Dr Richard Kamwi: Political detainee, freedom fighter and cabinet minister (1950 – )

Home Editorial Dr Richard Kamwi: Political detainee, freedom fighter and cabinet minister (1950 – )

WINDHOEK – Dr Richard Nchabi Kamwi is the current Minister of Health and Social Services.

Kamwi is a politician who holds a PhD in science and was a member of the Swapo military wing from 1986 to 1989.

Kamwi was born on 3 June 1950 at Ioma village in the then Caprivi now renamed the Zambezi Region.

He received his primary education in Botswana and his secondary education at the missionary school St Kizito College, a few kilometers outside Katima Mulilo.

From 1977 to 1980 he furthered his studies in South Africa where he did a three-year course in public health at Mmadikoti Technical School, Pietersburg.

After completing his diploma in1980 he returned to Namibia where he became the first black person to be employed as health inspector at Katima Mulilo.

However, in 1984 he was arrested by South African security forces for his political activism.

He was detained at Kalimbeza where he was beaten and severely tortured resulting in nerves in his hands being damaged.
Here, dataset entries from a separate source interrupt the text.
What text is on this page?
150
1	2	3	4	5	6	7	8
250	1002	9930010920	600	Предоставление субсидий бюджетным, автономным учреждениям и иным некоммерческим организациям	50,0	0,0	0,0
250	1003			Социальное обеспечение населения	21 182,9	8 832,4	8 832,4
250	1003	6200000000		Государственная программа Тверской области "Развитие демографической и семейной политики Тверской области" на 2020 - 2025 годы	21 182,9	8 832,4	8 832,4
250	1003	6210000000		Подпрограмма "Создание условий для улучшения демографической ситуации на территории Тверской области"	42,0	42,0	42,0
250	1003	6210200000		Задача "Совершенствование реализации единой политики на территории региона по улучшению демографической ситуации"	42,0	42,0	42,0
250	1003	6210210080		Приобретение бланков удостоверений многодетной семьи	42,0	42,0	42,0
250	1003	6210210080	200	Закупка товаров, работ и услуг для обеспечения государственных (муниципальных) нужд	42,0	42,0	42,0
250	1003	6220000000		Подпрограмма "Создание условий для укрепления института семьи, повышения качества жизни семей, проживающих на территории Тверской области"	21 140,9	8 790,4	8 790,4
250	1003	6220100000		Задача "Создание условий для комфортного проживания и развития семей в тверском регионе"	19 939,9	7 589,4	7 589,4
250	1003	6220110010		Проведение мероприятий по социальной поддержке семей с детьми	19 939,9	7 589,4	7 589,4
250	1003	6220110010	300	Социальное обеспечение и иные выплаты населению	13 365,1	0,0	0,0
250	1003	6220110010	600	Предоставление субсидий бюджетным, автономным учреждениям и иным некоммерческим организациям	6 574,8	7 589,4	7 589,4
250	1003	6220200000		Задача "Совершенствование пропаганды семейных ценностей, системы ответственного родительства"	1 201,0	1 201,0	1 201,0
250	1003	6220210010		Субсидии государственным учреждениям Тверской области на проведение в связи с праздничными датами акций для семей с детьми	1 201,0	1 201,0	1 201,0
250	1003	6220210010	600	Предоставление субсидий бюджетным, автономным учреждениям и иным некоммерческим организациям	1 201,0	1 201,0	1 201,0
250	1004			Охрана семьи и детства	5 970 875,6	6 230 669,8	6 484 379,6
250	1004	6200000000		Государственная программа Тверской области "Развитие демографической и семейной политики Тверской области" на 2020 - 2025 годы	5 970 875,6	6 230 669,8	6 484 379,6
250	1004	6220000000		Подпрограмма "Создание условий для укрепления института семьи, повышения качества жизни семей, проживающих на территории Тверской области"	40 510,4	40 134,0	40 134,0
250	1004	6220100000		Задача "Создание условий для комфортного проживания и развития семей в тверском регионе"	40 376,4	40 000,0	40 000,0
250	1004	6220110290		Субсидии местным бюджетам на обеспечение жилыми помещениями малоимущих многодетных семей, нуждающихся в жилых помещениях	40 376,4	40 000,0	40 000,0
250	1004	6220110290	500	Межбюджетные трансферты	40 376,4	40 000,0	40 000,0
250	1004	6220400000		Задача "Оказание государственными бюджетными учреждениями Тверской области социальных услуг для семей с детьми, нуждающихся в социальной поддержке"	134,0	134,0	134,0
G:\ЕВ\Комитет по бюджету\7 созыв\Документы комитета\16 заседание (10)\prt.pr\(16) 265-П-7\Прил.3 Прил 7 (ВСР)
But he managed to escape and fled to Botswana where he was received by other exiled Swapo members.

In 1986, he met with the founding president Dr Sam Nujoma in Angola and later was sent for military training at Tobias Hainyeko Centre, after which he joined the Swapo military wing the People’s Liberation Army of Namibia (PLAN) until 1989 when he was repatriated with other exiled Namibians.

From 1990 to 1991 he served as the Chief Health Inspector, Northwest Health Directorate at Oshakati in the Ministry of Health and Social Services. In 1990 he received a certificate in Basic Malariology and Malaria Control from the Martsinovskij Institute of Medical Parasitology and Tropical Medicine in Moscow in the Federal Republic of Russia.

Between 1993 and 1994 he studied for a Master’s Degree in Applied Parasitology and Medical Enthomology at the Liverpool School of Tropical Medicine at the University of Liverpool in the U.K.

From 1995 to 2000, Kamwi served as Programme Manager of the National Vector-Borne Disease Control Programme. On March 21, 2005 he was appointed as the Minister of Health and Social Services after being re-elected and sworn in as Member of Parliament. In 2 000 he was first sworn in as a member of the National Assembly.

In August 27, 2002 he was elected as a member of the Central Committee of Swapo.

In 2007 he was re-elected as a member of the Central Committee and of the Politburo.

In 2012 Kamwi was re-elected as a member of the Central Committee.

After independence Kamwi continued with his studies and in 1998 he enrolled for a PhD at the University of Natal under a World Health Organization (WHO) fellowship. 

In 2000 the then president Nujoma appointed him to the post of Deputy Minister of Health and Social Services.

At that time Dr Libertina Amathila was the Minister of Health and Social Services.

Upon the promotion of Dr Amathila to the post of Deputy Prime Minister along with the election of President Hifikepunye Pohamba, in March 2005 Kamwi was appointed as the Minister of Health and Social Services the position he holds up to today.

Kamwi is married to Inge Zaamwani-Kamwi who is the Managing Director of Namdeb.